I'm not sure what it would take to cause the ICO to enforce the Data Protection Act against BT.
... the ICO blamed BT's own customers for the Phorm affair (claiming there was a measure of "implied consent" for private/confidential telecommunications to be covertly intercepted & secretly sold to Phorm).
And also the same ICO that blamed ACS:Law for *receiving* unencrypted emails from a lawyer in BT (whereas BT were supposed to comply with a court order instructing them to encrypt the data *before sending* it via CD/media). Not that ACS:Law were blameless, but if the data had been encrypted as instructed by the judge, it would probably never have been hacked. BT escaped any penality in that instance too.
So sadly... I expect the ICO's conclusions to be that BT customers were somehow to blame... and BT Directors to be completely exhonerated :(
I call it Muffins Law (cf Tea & Muffins at the ICO).
There *is*. And there is something wrong with that in law.
TalkTalk are non entitled to divulge the content of a lawful private/confidential communication (a url) to a third party without explicit consent from sender & recipient (or a warrant for surveillance). (UK RIPA).
TalkTalk are not entitled to retain the content of a communication or anything revealing the content of a communication (EC Data Retention directive).
TalkTalk are not entitled to commercially exploit the content of communication without a licence from the author (UK CDPA).
TalkTalk are not entitled to interfere with the operation of a computer without consent from the operator (UK CMA).
When did it become GCHQ job to spy on *law abiding* citizens unencrypted, let alone encrypted, private/confidential communications?
Or rather, 'adversaries', to use the new colloquialism?

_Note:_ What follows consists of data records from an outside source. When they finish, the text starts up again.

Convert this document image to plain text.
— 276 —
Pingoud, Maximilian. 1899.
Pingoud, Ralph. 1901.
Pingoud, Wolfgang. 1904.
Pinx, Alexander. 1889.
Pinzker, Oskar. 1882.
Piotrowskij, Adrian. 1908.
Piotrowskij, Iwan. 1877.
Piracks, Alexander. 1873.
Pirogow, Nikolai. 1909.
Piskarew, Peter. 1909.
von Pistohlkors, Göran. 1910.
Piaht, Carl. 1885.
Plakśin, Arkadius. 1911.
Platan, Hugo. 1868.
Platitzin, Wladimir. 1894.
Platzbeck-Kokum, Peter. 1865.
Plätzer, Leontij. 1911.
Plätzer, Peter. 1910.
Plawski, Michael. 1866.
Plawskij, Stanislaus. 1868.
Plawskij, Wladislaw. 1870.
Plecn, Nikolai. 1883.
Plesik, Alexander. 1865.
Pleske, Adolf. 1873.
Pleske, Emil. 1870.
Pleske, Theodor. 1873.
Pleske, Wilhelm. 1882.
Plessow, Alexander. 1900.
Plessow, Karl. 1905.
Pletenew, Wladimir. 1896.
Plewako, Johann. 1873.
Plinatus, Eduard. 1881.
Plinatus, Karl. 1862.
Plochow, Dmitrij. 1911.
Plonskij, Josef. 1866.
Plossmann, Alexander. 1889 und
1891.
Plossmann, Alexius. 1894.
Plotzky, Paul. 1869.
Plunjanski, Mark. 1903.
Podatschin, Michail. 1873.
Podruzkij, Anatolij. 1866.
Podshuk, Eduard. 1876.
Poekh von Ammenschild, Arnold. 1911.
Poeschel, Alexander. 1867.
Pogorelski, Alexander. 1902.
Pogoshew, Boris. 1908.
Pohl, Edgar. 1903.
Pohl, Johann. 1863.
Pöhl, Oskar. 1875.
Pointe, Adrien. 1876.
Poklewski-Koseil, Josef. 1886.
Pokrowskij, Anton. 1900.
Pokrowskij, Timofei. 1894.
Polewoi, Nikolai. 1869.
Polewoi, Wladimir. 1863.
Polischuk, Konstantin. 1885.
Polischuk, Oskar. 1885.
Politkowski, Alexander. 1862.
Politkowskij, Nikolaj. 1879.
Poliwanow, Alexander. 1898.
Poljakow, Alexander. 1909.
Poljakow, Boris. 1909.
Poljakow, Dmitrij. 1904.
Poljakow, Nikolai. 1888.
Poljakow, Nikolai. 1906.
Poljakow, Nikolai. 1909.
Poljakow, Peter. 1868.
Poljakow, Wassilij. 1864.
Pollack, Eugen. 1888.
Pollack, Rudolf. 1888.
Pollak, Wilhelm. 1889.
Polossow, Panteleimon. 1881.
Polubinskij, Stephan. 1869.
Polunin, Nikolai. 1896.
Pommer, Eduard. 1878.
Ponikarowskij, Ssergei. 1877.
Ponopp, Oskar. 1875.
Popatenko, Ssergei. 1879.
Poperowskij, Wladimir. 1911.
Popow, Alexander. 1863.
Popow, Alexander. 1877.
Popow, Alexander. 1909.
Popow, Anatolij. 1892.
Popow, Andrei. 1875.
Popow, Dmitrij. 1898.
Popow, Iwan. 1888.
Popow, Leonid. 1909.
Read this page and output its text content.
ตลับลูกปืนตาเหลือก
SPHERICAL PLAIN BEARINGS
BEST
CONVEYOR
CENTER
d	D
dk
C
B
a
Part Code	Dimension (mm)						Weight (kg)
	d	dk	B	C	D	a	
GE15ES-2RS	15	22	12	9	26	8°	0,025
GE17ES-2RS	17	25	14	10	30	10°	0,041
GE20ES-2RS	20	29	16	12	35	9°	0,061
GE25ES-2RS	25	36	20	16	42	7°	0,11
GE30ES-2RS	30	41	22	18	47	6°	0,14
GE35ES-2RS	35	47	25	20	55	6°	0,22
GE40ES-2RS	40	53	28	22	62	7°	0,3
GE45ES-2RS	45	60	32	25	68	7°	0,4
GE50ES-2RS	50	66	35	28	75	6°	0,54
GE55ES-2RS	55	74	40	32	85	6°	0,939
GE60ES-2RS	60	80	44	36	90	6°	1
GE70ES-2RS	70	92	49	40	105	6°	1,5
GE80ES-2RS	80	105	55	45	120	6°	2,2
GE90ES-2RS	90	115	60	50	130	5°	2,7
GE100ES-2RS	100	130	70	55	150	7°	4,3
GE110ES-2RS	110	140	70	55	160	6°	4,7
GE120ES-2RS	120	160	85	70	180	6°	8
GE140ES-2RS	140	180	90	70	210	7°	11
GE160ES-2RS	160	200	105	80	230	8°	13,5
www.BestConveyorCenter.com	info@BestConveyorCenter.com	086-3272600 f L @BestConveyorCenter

These revelations, or rather the fact of the corrupt co-operation between IT industry leaders and these fascists, will do huge damage to public trust in IT people & products.
Already been done;
www.dailymail.co.uk/news/article-2276344/Adultery-website-Out-Town-Affairs-received-52-000-hits-seven-months-Parliament-computers.html
It would appears MP's communications are being filtered and monitored by an unnamed 'third party', thought to be Bluecoat in California, with URLs being categorised, analysed, and censored (even if legal).
See also;-
https://www.whatdotheyknow.com/request/surveillance_of_internet_use
Sadly. the pres (including the Register) won't report it.
We need to outlaw the unauthorized creation of personal profile databases/communications databases... or in the alternative.... face the unpleasant truth that evil people will create these databases regardless of any signal sent by a web browser if they think they can get away with it.
"It is grossly disproportionate to the crime it allegedly counters"
Approximately the same number of people are killed in the UK after falling out of trees.
On average 5x as many people die every year in UK police custody (~30) as die from acts of terrorism (6).
Meanwhile, 100,000 people die from the effects of smoking every year. Around 2,000 die in road traffic accidents. And 800 from murder. To offer a few popular preventable terminal scenarios.